To put these figures in context, let us recall that the market capitalisation of the big banks before the financial crisis was small compared to the size of the pension fund deficits. For example, in 2007, the peak market capitalisation of the Royal Bank of Scotland and of Lloyds Banking Group were £64 billion and £33 billion respectively. Yet by the end of 2009 the British government had to inject £850 billion in a rescue package to save the UK bank sector from collapsing.
A global problem
So why is pension underfunding a global problem, rather than one faced by individual providers or countries? The simple answer is the unprecedented scale of the deficits and the number of economically important countries caught up in the problem.
Scratch a little deeper and there are additional, compounding problems. The pension industry is complex – it is globally interconnected and is tied into very long-term obligations. Yet tackling the problem at a global level is hard because of the significant diversity in countries’ regulatory and political regimes.

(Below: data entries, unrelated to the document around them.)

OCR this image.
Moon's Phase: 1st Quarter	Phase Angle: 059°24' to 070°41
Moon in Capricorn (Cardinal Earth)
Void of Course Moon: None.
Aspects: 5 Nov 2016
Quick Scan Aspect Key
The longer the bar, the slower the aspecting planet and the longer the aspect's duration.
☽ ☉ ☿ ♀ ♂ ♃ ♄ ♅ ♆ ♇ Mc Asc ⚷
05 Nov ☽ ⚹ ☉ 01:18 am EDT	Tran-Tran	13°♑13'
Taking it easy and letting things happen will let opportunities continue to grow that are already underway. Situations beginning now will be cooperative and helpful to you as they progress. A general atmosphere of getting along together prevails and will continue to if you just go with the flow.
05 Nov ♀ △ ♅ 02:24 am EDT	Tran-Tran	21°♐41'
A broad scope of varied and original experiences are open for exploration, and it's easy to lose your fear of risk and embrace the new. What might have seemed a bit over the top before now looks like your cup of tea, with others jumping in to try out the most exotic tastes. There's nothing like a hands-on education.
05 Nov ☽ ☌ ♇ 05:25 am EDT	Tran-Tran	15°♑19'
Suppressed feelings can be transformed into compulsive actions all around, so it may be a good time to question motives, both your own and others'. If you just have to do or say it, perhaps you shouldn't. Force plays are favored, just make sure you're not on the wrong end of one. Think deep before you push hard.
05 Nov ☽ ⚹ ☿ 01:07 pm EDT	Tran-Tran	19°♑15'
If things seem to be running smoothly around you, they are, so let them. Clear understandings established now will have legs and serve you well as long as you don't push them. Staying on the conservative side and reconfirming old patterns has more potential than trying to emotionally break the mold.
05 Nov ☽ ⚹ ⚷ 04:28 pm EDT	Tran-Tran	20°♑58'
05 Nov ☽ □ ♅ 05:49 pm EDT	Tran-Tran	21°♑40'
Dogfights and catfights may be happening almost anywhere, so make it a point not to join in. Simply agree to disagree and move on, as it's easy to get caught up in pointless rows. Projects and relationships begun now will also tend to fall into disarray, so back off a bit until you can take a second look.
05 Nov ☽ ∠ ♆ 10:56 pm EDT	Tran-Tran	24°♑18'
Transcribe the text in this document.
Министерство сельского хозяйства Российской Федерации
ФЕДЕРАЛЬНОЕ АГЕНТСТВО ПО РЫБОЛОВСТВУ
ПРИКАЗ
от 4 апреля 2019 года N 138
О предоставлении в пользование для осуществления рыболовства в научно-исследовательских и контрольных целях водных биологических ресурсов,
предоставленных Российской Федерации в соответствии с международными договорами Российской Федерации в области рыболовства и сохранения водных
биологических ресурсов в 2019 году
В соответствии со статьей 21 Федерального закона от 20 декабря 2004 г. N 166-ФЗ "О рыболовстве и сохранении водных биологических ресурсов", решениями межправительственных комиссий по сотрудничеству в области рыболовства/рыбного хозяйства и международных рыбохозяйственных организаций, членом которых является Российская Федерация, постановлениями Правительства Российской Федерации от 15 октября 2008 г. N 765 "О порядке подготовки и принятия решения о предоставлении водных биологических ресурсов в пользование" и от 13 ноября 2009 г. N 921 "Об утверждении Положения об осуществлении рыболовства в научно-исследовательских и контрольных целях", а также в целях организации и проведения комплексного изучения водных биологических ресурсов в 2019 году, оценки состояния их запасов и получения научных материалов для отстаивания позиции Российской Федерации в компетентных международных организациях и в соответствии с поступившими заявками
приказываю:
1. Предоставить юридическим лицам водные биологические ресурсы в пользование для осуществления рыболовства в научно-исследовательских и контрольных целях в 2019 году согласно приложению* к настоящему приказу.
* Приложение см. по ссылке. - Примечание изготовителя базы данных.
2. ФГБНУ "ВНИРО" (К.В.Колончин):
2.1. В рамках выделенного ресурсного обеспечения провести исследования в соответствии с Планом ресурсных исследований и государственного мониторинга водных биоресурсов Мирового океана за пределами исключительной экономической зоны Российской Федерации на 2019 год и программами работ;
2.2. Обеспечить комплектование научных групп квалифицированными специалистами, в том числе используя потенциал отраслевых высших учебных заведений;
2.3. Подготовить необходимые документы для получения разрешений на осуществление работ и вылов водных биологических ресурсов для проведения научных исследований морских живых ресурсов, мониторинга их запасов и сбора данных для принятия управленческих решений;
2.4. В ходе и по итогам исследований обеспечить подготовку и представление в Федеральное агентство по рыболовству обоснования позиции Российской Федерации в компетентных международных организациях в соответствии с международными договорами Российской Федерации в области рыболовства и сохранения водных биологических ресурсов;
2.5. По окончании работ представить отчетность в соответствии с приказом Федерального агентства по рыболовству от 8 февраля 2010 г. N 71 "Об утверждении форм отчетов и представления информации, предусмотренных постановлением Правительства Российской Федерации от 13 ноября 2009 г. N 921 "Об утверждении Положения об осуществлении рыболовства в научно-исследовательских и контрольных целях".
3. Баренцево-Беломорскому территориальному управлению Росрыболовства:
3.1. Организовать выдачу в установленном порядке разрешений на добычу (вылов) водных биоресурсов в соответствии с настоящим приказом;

Plus, the industry often faces much lighter regulation than the banking and the insurance sectors, although it also suffers from moral hazard and the “too-big-to-fail” syndrome where it won’t have to pick up the pieces if things fall apart.
Making things worse, companies are opting to minimise their risks and are selling their pension obligations to insurance companies. Between 2014 and 2016, in the UK alone, £68 billion worth of pension liabilities were passed from companies to insurers. As this interconnectivity of the pension industry with the global insurance industry grows – the chance of a system-wide collapse increases.
The economic consequences of these sell-offs could be significant. When a company sells its pension obligations to an insurance company, it must pay substantial transfer fees – often exceeding 30% of the fund’s total value. This could otherwise be spent on things such as investment and research and development to improve productivity, which has already been low for years.
It is also not obvious what effect these transfers will have on people’s retirement income, as it is not clear how much regulatory protection they will have once sold off. For instance, the transfer of Barclays’ pension obligations of its 284,000 members to its high-risk division means that the pension assets will not be ring-fenced after 2025. Given that the insurance market already faces huge problems of its own (such as from climate change), this lumps a lot of pensions together with another at-risk industry.
So, this whole issue needs ratcheting up the global regulatory agenda. If regulators do not step in soon and firmly, it will once again be taxpayers who have to come to the rescue.